Si le différend trouve son origine dans le faible coût des céréales ukrainiennes et son impact sur les agriculteurs locaux, les courants géopolitiques sous-jacents et les positions vis-à-vis de la Russie et de la Commission ont probablement un rôle à jouer dans cette interdiction.
Nouveau programme de soutien
La Commission a signalé lundi qu’elle envisageait un nouveau programme de soutien aux agriculteurs de l’UE touchés par l’afflux de produits agricoles ukrainiens. En outre, les gouvernements peuvent décider de renforcer cette aide en puisant dans le budget de l’État, comme le ferait la Pologne, selon le ministère polonais de I’Agriculture. Le montant maximal de l’aide serait 112,6 millions d’euros, a indiqué Bruxelles.

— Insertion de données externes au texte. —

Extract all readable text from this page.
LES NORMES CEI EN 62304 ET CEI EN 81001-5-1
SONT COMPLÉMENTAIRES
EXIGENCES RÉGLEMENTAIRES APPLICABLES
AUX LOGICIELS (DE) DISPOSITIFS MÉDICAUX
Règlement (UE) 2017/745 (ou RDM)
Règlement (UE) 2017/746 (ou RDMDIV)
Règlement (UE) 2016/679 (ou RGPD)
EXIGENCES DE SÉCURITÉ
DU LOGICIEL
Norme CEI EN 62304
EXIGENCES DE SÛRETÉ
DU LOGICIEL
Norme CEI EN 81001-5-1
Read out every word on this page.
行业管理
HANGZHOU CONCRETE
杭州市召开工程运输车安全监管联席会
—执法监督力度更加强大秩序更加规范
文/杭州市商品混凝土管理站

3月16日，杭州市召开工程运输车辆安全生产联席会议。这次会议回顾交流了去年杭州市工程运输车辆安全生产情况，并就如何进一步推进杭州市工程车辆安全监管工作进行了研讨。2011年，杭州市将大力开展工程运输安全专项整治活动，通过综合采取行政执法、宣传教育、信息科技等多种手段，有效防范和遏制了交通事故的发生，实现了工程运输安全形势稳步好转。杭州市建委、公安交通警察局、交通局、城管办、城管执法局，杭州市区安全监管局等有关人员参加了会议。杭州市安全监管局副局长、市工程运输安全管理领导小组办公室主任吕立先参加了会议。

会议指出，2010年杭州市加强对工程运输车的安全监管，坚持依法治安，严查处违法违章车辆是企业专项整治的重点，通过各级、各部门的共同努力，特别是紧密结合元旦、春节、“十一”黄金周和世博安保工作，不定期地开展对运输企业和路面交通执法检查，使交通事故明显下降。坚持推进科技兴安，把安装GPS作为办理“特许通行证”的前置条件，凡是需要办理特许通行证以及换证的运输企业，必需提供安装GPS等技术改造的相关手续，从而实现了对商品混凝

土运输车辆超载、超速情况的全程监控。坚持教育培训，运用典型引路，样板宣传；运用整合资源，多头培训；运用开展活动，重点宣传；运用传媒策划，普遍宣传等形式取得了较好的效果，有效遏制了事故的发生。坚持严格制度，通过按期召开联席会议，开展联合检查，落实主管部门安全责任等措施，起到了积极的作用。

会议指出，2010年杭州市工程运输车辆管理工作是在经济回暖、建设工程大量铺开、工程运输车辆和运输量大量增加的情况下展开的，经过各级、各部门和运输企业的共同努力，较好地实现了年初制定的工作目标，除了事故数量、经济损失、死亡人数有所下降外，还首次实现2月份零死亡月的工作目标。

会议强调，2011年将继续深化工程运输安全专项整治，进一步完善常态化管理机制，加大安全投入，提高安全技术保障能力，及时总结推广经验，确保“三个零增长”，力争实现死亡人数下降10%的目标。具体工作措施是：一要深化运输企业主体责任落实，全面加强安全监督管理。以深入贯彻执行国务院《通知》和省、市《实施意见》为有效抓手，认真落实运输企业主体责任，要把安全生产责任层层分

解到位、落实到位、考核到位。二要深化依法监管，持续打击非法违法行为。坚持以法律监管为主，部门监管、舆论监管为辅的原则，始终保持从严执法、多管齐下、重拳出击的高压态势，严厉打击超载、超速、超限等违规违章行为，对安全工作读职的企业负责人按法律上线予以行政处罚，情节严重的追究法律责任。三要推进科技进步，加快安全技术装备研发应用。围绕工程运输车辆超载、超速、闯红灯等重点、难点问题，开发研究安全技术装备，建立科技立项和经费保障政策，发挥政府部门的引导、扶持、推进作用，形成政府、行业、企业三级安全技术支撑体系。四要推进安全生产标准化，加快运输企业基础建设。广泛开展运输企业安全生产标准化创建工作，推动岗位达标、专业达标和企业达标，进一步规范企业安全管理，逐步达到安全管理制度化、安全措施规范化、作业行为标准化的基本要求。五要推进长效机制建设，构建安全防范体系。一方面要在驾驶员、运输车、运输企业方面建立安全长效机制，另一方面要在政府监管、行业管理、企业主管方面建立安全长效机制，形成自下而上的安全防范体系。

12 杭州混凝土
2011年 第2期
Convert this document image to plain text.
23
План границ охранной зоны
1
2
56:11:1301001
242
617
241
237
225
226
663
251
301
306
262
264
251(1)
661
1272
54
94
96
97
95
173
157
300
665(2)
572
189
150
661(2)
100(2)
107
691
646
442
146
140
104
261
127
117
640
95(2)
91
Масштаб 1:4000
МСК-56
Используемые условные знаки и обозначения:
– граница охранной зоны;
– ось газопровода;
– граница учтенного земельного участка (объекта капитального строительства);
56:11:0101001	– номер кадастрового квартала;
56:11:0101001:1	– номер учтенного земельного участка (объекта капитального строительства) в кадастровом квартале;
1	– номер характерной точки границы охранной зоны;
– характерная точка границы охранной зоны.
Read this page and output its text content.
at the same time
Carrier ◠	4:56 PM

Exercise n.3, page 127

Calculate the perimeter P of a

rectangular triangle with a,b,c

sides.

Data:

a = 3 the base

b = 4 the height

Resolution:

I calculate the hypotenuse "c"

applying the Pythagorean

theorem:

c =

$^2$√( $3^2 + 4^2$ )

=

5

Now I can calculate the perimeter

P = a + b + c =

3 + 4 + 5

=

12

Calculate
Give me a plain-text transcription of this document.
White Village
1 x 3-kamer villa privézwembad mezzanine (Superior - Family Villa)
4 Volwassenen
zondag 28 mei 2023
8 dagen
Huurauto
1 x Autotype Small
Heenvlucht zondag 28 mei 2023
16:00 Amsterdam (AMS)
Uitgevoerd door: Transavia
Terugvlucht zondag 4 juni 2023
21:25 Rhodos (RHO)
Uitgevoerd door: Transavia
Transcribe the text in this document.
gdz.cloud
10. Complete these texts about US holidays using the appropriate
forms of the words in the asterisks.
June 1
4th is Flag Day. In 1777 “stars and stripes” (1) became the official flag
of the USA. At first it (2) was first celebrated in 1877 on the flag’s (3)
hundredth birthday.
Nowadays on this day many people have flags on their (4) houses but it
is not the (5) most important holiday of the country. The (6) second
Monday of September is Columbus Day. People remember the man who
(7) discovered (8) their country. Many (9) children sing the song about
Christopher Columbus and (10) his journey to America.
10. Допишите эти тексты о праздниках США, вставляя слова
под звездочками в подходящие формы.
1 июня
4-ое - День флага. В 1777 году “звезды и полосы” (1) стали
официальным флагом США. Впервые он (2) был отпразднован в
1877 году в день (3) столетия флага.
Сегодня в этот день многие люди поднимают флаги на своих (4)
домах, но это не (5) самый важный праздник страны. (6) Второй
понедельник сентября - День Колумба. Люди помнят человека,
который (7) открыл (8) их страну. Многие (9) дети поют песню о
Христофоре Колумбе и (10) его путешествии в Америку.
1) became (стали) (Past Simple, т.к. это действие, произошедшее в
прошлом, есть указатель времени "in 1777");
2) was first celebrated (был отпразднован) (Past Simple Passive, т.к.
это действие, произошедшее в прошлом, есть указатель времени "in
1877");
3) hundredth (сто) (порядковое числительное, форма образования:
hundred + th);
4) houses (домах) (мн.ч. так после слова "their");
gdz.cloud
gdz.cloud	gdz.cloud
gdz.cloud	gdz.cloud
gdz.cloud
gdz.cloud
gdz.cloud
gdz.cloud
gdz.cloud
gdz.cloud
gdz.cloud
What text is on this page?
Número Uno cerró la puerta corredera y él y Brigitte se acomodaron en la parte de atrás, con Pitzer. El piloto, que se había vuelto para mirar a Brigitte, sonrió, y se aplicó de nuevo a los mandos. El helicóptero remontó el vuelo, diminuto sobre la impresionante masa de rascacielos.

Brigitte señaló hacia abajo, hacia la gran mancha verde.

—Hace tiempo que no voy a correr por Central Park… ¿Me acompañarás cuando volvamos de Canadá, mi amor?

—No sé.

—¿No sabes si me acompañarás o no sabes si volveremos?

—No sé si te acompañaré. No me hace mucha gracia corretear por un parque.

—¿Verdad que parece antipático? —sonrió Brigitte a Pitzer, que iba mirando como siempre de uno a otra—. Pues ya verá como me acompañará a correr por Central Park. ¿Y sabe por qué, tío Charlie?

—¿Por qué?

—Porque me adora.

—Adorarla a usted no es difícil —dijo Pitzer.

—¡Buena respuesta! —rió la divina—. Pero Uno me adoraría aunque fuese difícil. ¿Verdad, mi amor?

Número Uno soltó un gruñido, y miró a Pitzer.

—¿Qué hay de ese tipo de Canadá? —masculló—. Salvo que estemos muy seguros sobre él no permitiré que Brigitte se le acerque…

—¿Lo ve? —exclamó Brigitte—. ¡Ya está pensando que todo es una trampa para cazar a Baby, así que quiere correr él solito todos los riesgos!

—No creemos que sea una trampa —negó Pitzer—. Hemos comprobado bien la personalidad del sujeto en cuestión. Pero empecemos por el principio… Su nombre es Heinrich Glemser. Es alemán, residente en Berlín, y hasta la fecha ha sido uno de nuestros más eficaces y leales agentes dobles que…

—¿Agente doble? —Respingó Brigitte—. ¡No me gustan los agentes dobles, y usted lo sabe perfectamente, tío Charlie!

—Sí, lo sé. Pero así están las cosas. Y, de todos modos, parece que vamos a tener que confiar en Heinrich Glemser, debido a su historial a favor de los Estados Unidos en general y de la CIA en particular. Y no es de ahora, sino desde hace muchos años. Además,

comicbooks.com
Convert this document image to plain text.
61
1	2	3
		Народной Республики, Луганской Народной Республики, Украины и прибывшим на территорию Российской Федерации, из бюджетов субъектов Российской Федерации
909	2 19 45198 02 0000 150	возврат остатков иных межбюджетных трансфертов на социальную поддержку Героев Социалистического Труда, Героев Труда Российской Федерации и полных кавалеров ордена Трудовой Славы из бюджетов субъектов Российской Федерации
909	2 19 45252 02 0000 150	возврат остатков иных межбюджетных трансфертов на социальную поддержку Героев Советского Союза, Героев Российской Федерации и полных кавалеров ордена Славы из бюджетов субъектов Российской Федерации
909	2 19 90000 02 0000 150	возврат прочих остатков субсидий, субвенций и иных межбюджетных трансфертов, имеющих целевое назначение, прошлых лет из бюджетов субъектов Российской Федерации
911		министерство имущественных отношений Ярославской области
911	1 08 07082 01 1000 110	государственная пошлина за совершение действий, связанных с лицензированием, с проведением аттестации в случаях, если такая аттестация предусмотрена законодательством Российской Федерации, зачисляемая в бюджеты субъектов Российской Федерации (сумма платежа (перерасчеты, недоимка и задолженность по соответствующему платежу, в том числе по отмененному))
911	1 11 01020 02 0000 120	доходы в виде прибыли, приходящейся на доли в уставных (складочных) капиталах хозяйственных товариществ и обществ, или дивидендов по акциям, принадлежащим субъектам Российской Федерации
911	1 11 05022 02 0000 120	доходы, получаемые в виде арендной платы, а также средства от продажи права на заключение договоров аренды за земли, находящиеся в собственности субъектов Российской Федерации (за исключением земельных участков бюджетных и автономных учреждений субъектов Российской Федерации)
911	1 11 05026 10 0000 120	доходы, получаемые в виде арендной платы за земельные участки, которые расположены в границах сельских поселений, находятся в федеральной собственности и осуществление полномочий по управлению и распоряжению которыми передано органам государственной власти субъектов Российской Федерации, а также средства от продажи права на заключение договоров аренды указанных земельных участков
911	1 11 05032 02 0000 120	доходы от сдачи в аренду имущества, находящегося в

Des pourparlers ont également eu lieu lundi entre Varsovie et Kiev afin d’envisager la possibilité de rouvrir le transit des denrées alimentaires et des céréales, mais aucun accord n’a été conclu jusqu’à présent.
La Pologne a déclaré qu’elle continuerait à interdire les importations des céréales et d’autres produits alimentaires, notamment des fruits, des légumes et de la volaille, en provenance d’Ukraine. La Hongrie et la Slovaquie ont déjà emboîté le pas, tandis que la Bulgarie réfléchit actuellement à une mesure similaire.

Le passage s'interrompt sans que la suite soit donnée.